Fuerte caída del consumo: bajó 5,1% en marzo
El consumo masivo volvió a mostrar señales de deterioro en marzo y registró una caída interanual del 5,1 por ciento, la contracción más fuerte de los últimos 14 meses, según un relevamiento de la consultora Scentia.
El dato volvió a reflejar el freno en las compras cotidianas de los hogares argentinos, en un contexto donde la pérdida del poder adquisitivo sigue golpeando de lleno sobre alimentos, bebidas y productos básicos.
Supermercados y autoservicios en retroceso
La baja se sintió en casi todos los canales de venta, con mayor intensidad en:
- Supermercados: -7 por ciento
- Mayoristas: -8,8 por ciento
- Autoservicios independientes: -5,1 por ciento
- Kioscos y comercios de cercanía: también en baja
El único segmento que mostró crecimiento fue el comercio electrónico, que avanzó 34,3 por ciento interanual, aunque todavía representa una porción menor dentro del total del consumo.
Los rubros más afectados
Dentro de los supermercados, las categorías que más cayeron durante marzo fueron:
- Perecederos: -10,6 por ciento
- Bebidas sin alcohol: -10,4 por ciento
- Bebidas con alcohol: -8,5 por ciento
- Alimentación: -5,3 por ciento
En los autoservicios de barrio, los productos perecederos mostraron un desplome aún más pronunciado, con una caída del 14,4 por ciento.
El consumo sigue lejos de 2023
De acuerdo con la medición privada, el nivel actual del consumo masivo se encuentra 22 puntos porcentuales por debajo de diciembre de 2023, cuando asumió el gobierno de Javier Milei.
El informe marcó que, tomando como base enero de 2023, el consumo en marzo se ubicó apenas en el 89 por ciento del nivel registrado en aquel período.
Un primer trimestre en rojo
Con el resultado de marzo, el primer trimestre de 2026 cerró con una baja acumulada del 3,1 por ciento.
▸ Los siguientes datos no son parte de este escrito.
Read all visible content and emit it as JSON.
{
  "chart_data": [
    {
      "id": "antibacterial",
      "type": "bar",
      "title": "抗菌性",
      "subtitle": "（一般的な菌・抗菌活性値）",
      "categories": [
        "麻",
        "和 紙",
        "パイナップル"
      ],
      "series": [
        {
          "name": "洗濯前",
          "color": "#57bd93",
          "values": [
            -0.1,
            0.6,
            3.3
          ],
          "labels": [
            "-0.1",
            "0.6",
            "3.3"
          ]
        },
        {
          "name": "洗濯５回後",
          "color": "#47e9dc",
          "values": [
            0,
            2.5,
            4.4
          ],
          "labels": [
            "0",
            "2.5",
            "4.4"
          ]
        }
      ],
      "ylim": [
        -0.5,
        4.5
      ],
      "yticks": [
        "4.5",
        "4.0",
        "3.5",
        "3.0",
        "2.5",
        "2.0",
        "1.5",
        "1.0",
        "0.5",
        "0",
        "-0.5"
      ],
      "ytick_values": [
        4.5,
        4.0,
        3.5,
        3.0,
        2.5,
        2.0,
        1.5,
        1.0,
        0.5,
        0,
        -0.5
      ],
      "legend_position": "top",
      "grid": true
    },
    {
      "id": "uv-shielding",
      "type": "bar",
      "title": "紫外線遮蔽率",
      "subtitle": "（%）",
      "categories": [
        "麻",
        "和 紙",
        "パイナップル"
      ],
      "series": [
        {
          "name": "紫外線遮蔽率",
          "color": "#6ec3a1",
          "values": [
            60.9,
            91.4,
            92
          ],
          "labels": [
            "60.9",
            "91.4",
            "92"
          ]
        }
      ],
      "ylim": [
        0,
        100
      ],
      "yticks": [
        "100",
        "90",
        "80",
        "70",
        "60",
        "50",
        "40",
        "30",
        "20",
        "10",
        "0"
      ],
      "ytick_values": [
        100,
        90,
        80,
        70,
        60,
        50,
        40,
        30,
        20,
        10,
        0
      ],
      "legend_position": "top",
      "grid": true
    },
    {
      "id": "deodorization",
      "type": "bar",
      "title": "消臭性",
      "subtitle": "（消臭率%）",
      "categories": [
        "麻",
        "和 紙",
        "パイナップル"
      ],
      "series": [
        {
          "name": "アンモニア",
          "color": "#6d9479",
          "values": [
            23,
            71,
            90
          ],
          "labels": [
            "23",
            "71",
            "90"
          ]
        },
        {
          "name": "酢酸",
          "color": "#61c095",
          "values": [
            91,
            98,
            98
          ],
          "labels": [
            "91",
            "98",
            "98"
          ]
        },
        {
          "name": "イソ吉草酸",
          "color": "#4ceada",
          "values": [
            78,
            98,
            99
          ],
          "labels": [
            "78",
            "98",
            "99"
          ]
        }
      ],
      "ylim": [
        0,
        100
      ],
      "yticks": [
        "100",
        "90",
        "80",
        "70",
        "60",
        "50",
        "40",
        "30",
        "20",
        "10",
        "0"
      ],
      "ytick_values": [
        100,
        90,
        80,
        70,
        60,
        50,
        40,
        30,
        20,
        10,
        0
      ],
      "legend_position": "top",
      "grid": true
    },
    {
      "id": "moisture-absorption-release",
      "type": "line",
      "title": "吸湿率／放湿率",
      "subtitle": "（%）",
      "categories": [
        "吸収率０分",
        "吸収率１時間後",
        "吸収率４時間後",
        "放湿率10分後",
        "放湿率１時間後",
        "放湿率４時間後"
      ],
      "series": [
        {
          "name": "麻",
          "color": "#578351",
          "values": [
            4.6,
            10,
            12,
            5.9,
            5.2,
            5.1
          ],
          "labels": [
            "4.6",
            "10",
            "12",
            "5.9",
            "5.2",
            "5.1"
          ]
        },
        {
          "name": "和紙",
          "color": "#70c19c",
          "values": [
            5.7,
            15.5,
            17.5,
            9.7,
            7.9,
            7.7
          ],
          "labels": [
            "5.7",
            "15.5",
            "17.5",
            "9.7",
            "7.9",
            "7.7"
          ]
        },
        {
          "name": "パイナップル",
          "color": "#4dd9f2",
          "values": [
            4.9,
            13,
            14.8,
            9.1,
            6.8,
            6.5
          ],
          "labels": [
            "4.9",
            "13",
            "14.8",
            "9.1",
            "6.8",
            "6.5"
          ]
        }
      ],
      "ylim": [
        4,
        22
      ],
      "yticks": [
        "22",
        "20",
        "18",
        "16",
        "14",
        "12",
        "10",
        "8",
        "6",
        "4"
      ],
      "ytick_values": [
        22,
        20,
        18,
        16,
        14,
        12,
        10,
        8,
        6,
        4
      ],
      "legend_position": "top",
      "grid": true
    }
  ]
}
Aunque en la comparación mensual hubo un repunte del 6,1 por ciento respecto de febrero, ese movimiento no alcanzó para revertir la tendencia negativa que arrastra el sector desde comienzos de año.
El salario detrás del freno en las ventas
El deterioro del consumo aparece directamente vinculado con la pérdida de poder de compra de los ingresos.
Según distintos cálculos privados sobre datos del INDEC, los salarios reales volvieron a quedar rezagados frente a la inflación durante los últimos meses, especialmente en el sector público.
Esa pérdida de capacidad de compra terminó impactando sobre los productos más básicos, con hogares que ajustan cada vez más sus gastos diarios para llegar a fin de mes.